Why it can be worth to balance tabular data in realworld cases

Pak · May 22, 2019, 3:44pm

Last couple of weeks I’ve been trying to apply my tabular fastai experiments on realworld problems in a company I work at.
Jeremy in one of his lectures mentioned that it worth try to balance your classes before start training. Now I know at least 1 reason why it can help.
Ok, let’s imagine we try to solve some realworld problem. For ex. let’s imagine we have some tabular data about a number of users, their behavior, some profiles’ data & etc. Now we want to classify them in the way it’s can benefit your business. It can be as “Will this user be interested in/buy a product” (is s/he a potential customer), as “Is this person a bot/potential intruder”. The common thing here is that most of all users that (for ex) visit you site won’t be the class you are interested in (most of the visitors won’t buy at your site, as well as they are fortunately not intruders). But detecting these classes (‘buyer’ and ‘intruder’), being tens or hundreds times less common, is the goal you want to achieve. But if we take loss function’s point of view, we will see that with such class imbalance, it’s more effective to just predict class 0 (non-intruder/non-buyer) as it is hundreds times more probable that next sample will be 0. And the algorithm of: “put 0 unless if you are very-very sure in the opposite” gives less loss function’s value. This shifts the network overall to class 0.
But good prediсtion of common users is not what we are trying to get. We try to get the pearls of class 1 (‘buyer’ or ‘intruder’) persons. So, despite original model is more accurate, balanced (with balanced classes) model is more practically useful, as it help to get more much more valuable class results. (Definitely is works only for cases where false prediction of class 1 is much more tolerable than visa versa)
We can achieve this with two ways: balance number of samples in each class or by altering the loss function (make loss value less if class 1 is correctly found), but balancing the dataset looks the easiest thing to do here.

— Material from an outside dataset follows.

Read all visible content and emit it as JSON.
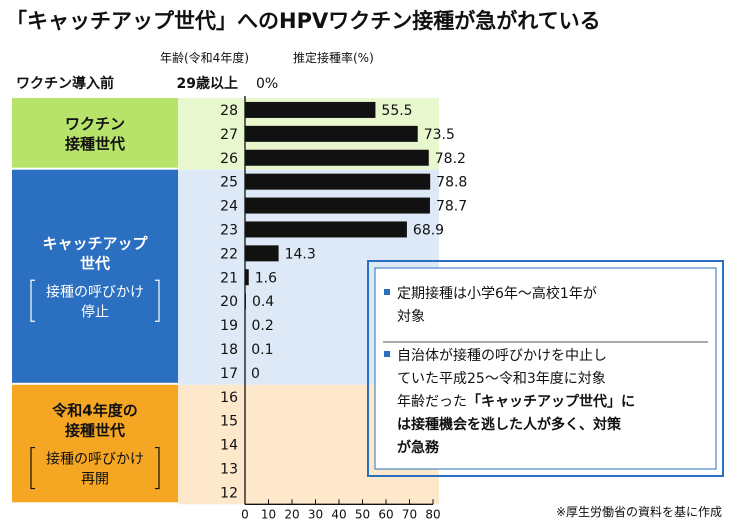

As a result of the processing, I think, the most important problem appears to be is overfitting on highly duplicated samples. But I don’t see now how it can be avoided in any case.

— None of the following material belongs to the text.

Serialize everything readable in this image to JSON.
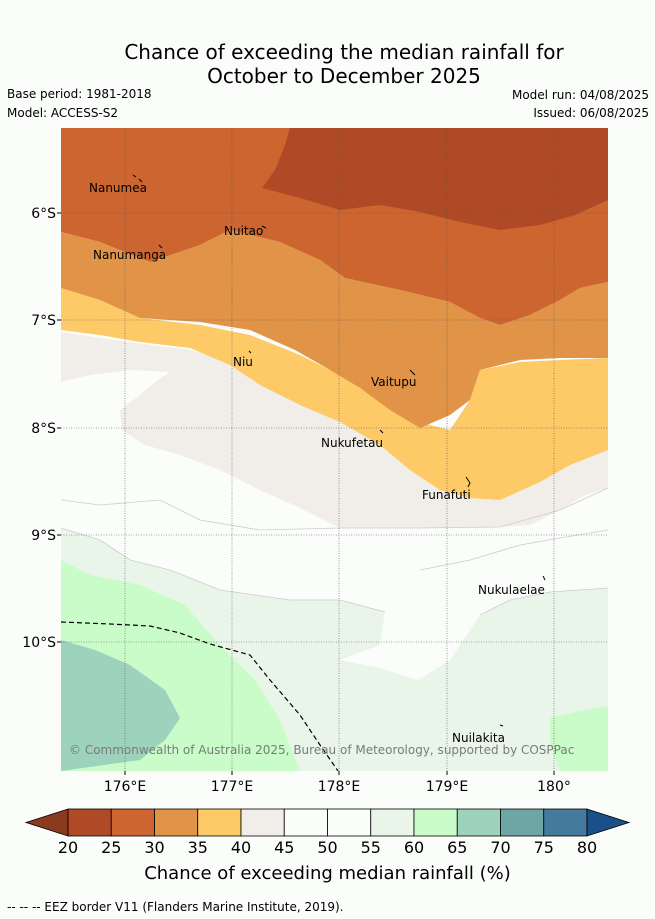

Applying this approach for my company’s data I’ve noticed that distribution of classes for new data (which I don’t know the class) for balanced model better fit real data than original data model.

Ralph · May 22, 2019, 3:56pm

Over-weighting the rare target was critical in my real-world fraud model. I used a heavy dose of dropout to keep overfitting in check.

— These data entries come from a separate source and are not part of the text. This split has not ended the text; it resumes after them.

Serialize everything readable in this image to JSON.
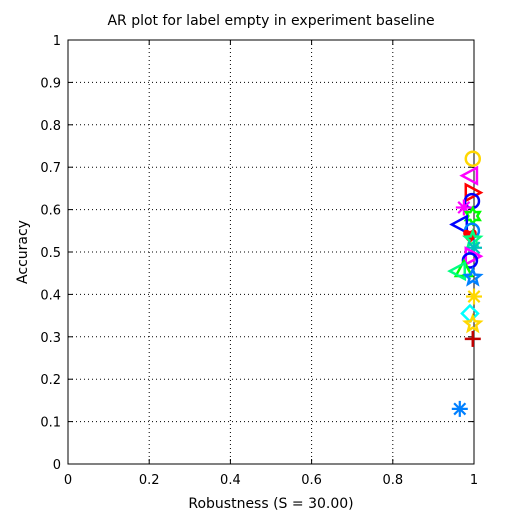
{
  "chart_data": {
    "type": "scatter",
    "title": "AR plot for label empty in experiment baseline",
    "xlabel": "Robustness (S = 30.00)",
    "ylabel": "Accuracy",
    "xlim": [
      0,
      1
    ],
    "ylim": [
      0,
      1
    ],
    "xticks": [
      "0",
      "0.2",
      "0.4",
      "0.6",
      "0.8",
      "1"
    ],
    "yticks": [
      "0",
      "0.1",
      "0.2",
      "0.3",
      "0.4",
      "0.5",
      "0.6",
      "0.7",
      "0.8",
      "0.9",
      "1"
    ],
    "grid": true,
    "points": [
      {
        "x": 0.997,
        "y": 0.72,
        "marker": "circle",
        "color": "#FFD700"
      },
      {
        "x": 0.99,
        "y": 0.68,
        "marker": "triangle-left",
        "color": "#FF00FF"
      },
      {
        "x": 0.997,
        "y": 0.64,
        "marker": "triangle-right",
        "color": "#FF0000"
      },
      {
        "x": 0.995,
        "y": 0.62,
        "marker": "circle",
        "color": "#0000FF"
      },
      {
        "x": 0.975,
        "y": 0.605,
        "marker": "asterisk",
        "color": "#FF00FF"
      },
      {
        "x": 0.997,
        "y": 0.585,
        "marker": "hexagram",
        "color": "#00FF00"
      },
      {
        "x": 0.965,
        "y": 0.565,
        "marker": "triangle-left",
        "color": "#0000FF"
      },
      {
        "x": 0.995,
        "y": 0.55,
        "marker": "circle",
        "color": "#0080FF"
      },
      {
        "x": 0.99,
        "y": 0.54,
        "marker": "heart",
        "color": "#FF0000"
      },
      {
        "x": 0.997,
        "y": 0.53,
        "marker": "pentagram",
        "color": "#00FF80"
      },
      {
        "x": 1.0,
        "y": 0.51,
        "marker": "asterisk",
        "color": "#00BFBF"
      },
      {
        "x": 0.997,
        "y": 0.49,
        "marker": "triangle-right",
        "color": "#FF00FF"
      },
      {
        "x": 0.99,
        "y": 0.48,
        "marker": "circle",
        "color": "#0000FF"
      },
      {
        "x": 0.975,
        "y": 0.46,
        "marker": "triangle-up",
        "color": "#00FF00"
      },
      {
        "x": 0.96,
        "y": 0.455,
        "marker": "triangle-left",
        "color": "#00FF80"
      },
      {
        "x": 0.997,
        "y": 0.44,
        "marker": "pentagram",
        "color": "#0080FF"
      },
      {
        "x": 1.0,
        "y": 0.395,
        "marker": "asterisk",
        "color": "#FFD700"
      },
      {
        "x": 0.99,
        "y": 0.355,
        "marker": "diamond",
        "color": "#00FFFF"
      },
      {
        "x": 0.997,
        "y": 0.33,
        "marker": "pentagram",
        "color": "#FFD700"
      },
      {
        "x": 0.997,
        "y": 0.295,
        "marker": "plus",
        "color": "#C00000"
      },
      {
        "x": 0.965,
        "y": 0.13,
        "marker": "asterisk",
        "color": "#0080FF"
      }
    ]
  }
}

Pak · May 22, 2019, 4:28pm

I’ve also used more dropout as well as embedding dropout.
But maybe in my case it was not as critical as it could be because my valuable class ratio is 1 to 100. I assume that for fraud this ratio is even worse.

And how did you worked with imbalanced classes, have you changed loss function, or maybe some other method you have found useful for that case?

Ralph · May 22, 2019, 5:04pm

My target was <1 in 1000, so I filtered the targets, duped a bunch of times with a single copy of the non-targets and then shuffled.Nothing too fancy.

I did have one useful method that may not translate to other scenarios. A lot of transactions are blocked before they get to the fraud/no fraud decision point. A portion of the blocks are due to existing fraud rules, but 90% are for other reasons. I did a lot of training on this wider data to build my embeddings, and then fine tuned the model with just the trans that made it to the decision point. This helped capture granularity that would have been missing from the final data set.

Pak · May 27, 2019, 3:20pm

Oh, by the way I have forgot one thing. I’ve reduced maximum number of parameters for embeddings to 10 (from up to 600) like that
def emb_sz_rule(n_cat:int)->int: return min(10, round(1.6 * n_cat**0.56))

embedding_dict = {}

for column in cat_vars:
    embedding_dict[column] = emb_sz_rule(len(df[column].unique()))

learn = tabular_learner(data, layers=[1000,500], ps=[0.1,0.5], emb_drop=0.4, emb_szs=embedding_dict, metrics=accuracy)

The point is – today I’ve turned it back to 600 and it appear to overfit significantly more.
So I think it worth experimenting with that (reducing max embedding size as well as maybe reduce some dropout)

jankelowitz · July 31, 2019, 2:15pm

Hi Ralph,

Can you lend any advice on the best way to dupe the targets/non-targets. Is it as simple as just copying rows in the dataframe?

Thanks so much.

Ralph · July 31, 2019, 2:29pm

Yeah, I just filtered the targets into a new dataframe, then concatenated the original with multiple copies of the target df and shuffled.

With plenty of dropout to avoid overfitting…

jankelowitz · July 31, 2019, 6:45pm

thanks. I will try that, been working on a tabular dataset that’s giving me training error in the millions.